The program provides case management, regular and routine contact, education, information, resources, volunteer assistance with companionship, telephone interviews and assessment to connect them with resources and other assistance.

Gainsville resident Gerald Silcox, a 65-year-old with congestive heart disease, said Haven Transitions has been a lifesaver. “I live alone and I don’t have anyone,” Silcox said. “I don’t know what would happen to me if I didn’t have this program.”

Silcox said a Haven Transitions volunteer visits him for two to three hours each week and takes him to the grocery store, out to dinner, or just to sit and talk. Silcox said once a week, Bilal calls him to see how he is doing and to see if there is something he needs. “That call once a week makes me feel good,” Silcox said. “They’re the only ones that help me.”

Silcox said he also can call Bilal and discuss concerns he may have. “I can call Hanan and talk about anything I want,” Silcox said.

Gainesville resident Eunice Johnson, 70, has cancer, heart issues, lives alone and has never been married. Johnson has siblings, but she is enrolled in Haven Transitions because she doesn’t want to be a burden to her siblings.

Johnson said she is able to take care of her daily needs, but she relies on Haven Transitions for emotional support, free counseling, information, access to community resources and encouragement.

“The most important thing is that I have a caring compassionate person who calls me once a week and keeps track of my medical condition,” Johnson said. “I can call and they listen. It’s comforting and reassuring, and just to talk to someone you get a different perspective.”

“Hanan is my touch stone and my point of contact,” Johnson said. “Looking ahead, when my health deteriorates and I need hospice, it takes the pressure away because I’m already in the pipeline and my brothers and sisters won’t have the pressure because I’ve already put myself there.”

Johnson said Haven Transitions is a wonderful program.

“I like it because I get counseling for free without having to leave my home,” Johnson said. “It (program) provides a lot of support. For people who are alone, connecting with resources is very valuable.”

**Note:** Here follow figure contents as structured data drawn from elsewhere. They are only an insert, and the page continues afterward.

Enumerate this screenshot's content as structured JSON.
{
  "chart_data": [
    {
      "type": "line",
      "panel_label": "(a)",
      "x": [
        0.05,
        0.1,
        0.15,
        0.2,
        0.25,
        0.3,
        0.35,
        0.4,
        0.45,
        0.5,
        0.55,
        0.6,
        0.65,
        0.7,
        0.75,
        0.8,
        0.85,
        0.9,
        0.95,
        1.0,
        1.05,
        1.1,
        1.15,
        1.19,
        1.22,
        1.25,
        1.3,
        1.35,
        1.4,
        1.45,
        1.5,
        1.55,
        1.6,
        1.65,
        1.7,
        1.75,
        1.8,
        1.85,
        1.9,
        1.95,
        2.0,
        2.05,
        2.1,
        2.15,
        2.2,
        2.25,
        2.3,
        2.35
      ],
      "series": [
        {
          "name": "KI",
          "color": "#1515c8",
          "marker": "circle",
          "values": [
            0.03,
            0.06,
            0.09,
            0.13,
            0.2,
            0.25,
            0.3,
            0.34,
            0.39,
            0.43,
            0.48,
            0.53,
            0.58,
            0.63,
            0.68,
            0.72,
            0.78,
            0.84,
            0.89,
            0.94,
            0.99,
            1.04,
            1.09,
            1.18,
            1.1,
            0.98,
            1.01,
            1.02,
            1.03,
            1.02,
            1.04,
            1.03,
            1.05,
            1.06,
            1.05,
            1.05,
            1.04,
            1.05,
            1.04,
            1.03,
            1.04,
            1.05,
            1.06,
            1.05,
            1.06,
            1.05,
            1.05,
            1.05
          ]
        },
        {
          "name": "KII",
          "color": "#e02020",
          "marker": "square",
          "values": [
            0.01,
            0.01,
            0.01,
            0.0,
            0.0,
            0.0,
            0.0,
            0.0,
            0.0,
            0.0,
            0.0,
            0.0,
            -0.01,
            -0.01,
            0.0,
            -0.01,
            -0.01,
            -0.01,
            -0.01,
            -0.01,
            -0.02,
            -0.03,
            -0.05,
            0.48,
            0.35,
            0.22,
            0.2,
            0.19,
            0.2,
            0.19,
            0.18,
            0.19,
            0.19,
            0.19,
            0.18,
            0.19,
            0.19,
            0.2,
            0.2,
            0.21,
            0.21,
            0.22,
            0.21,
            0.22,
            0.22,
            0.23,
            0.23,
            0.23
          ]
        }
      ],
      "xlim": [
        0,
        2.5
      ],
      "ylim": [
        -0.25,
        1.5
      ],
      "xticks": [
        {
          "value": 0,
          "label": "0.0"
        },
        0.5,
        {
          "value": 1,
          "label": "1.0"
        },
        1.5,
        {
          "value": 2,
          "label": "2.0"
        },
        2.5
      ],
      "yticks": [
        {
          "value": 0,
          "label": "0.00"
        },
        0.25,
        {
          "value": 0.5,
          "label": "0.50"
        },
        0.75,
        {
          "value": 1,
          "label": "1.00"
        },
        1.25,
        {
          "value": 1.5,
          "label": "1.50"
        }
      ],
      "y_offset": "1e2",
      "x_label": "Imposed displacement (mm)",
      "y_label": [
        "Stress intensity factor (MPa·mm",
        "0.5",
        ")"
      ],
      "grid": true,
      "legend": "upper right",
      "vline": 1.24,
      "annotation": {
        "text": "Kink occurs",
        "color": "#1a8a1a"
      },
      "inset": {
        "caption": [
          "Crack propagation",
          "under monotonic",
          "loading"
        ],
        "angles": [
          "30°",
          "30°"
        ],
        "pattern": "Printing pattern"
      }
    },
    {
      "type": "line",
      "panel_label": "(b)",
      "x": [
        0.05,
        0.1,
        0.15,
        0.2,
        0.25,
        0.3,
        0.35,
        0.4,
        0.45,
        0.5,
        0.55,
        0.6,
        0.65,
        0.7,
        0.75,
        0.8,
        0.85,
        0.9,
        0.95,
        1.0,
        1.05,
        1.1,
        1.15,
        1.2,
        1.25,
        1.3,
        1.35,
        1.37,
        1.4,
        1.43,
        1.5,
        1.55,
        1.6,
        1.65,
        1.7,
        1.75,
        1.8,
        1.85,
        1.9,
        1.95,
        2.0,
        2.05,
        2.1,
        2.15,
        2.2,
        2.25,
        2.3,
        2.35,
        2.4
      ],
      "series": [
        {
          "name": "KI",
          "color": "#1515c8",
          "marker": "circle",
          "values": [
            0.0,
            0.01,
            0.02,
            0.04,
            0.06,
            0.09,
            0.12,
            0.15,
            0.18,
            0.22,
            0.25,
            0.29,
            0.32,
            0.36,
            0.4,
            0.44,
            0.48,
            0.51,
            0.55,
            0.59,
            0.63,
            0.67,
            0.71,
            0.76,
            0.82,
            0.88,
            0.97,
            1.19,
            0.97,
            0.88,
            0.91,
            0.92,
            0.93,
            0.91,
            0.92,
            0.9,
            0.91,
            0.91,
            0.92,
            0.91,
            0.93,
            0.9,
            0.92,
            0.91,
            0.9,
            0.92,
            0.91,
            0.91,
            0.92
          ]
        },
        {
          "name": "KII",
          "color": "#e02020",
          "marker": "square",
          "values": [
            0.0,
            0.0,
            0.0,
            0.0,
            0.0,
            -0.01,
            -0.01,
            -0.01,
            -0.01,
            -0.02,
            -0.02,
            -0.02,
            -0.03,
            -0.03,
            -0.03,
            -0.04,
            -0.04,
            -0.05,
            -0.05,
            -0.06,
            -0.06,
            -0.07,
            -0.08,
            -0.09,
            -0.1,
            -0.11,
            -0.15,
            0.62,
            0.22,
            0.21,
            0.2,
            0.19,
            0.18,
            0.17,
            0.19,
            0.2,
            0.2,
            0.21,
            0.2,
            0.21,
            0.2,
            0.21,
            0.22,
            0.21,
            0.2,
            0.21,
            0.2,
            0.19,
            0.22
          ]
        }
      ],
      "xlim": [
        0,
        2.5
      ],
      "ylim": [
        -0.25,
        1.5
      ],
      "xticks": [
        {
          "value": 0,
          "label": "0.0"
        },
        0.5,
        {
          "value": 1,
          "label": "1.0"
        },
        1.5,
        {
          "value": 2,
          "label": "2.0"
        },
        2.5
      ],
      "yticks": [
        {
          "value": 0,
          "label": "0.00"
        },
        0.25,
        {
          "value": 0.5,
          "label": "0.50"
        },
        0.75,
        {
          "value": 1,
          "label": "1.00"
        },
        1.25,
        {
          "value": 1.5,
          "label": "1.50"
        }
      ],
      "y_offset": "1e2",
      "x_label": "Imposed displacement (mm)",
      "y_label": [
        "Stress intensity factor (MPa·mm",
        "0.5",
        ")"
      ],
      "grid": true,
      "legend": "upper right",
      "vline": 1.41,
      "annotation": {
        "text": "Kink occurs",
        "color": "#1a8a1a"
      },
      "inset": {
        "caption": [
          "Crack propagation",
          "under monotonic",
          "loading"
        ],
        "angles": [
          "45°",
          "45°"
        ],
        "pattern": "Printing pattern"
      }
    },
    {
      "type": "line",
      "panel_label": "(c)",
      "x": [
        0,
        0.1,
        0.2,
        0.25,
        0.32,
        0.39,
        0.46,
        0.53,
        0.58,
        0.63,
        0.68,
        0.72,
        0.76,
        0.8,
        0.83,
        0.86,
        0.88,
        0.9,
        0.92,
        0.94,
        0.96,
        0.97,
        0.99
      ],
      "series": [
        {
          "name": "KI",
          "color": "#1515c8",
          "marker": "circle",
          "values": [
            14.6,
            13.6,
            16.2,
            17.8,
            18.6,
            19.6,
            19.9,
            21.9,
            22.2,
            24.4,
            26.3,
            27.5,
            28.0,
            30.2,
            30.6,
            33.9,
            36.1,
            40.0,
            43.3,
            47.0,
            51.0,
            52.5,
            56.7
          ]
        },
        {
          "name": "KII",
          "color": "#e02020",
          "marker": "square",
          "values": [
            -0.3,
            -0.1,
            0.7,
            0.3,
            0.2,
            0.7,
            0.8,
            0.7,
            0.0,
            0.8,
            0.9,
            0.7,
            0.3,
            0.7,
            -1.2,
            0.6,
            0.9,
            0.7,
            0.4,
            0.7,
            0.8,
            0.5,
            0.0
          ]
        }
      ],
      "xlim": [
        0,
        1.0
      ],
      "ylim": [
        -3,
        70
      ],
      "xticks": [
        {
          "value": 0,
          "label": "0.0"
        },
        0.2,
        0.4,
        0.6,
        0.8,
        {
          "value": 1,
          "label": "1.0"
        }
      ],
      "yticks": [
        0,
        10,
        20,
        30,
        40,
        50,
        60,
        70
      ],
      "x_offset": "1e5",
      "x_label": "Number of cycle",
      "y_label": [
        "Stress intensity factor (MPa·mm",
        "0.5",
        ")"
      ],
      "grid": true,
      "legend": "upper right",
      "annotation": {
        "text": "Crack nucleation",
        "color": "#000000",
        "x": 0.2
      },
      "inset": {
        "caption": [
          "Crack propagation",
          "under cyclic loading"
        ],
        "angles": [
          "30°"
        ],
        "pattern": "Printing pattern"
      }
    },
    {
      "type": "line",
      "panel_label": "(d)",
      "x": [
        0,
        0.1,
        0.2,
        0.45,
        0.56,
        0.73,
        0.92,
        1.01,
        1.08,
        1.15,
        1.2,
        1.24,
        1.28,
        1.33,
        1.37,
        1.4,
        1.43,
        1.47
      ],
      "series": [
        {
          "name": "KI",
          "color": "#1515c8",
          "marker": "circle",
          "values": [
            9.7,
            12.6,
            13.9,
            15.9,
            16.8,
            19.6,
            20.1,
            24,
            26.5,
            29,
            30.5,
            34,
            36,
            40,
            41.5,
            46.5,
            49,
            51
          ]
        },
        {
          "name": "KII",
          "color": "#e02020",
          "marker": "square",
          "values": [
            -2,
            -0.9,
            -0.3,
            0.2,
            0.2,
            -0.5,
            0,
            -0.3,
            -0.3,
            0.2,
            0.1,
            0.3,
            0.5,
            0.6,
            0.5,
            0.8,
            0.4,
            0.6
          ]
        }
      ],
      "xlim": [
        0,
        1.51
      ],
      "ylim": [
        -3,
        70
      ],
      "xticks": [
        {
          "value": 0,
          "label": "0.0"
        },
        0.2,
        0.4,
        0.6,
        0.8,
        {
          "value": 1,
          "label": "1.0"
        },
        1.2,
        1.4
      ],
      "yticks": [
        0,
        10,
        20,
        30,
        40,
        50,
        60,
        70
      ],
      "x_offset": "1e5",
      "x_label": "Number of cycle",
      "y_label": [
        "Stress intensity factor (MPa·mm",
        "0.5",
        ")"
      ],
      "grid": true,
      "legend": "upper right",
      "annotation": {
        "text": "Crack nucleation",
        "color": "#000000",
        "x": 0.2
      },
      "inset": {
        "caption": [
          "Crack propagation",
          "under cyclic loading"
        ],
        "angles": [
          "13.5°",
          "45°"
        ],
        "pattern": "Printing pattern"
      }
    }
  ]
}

Bilal said every patient enrolled in Haven Transitions is different and the services offered depend on the needs of the patient. The program also provides support for caregivers and patients are assessed case by case.

Arizona Haines is the primary caregiver for Dora Haines, her 87-year-old mother-in-law who needs a lot of support, but is not ready for hospice.

Arizona Haines said Haven Transitions provides her with lots of information, resources and literature and other assistance.

“They call me at least monthly to see if she (Dora Haines) needs services,” Arizona Haines said. “If something comes up, I can call them and they follow up. I’m really glad they’re there. I think it’s a good program.”

Bilal said contacts are private and confidential.

“They (patients) can talk about their health and emotional concerns with just a phone call,” Bilal said. “And it’s confidential and private.”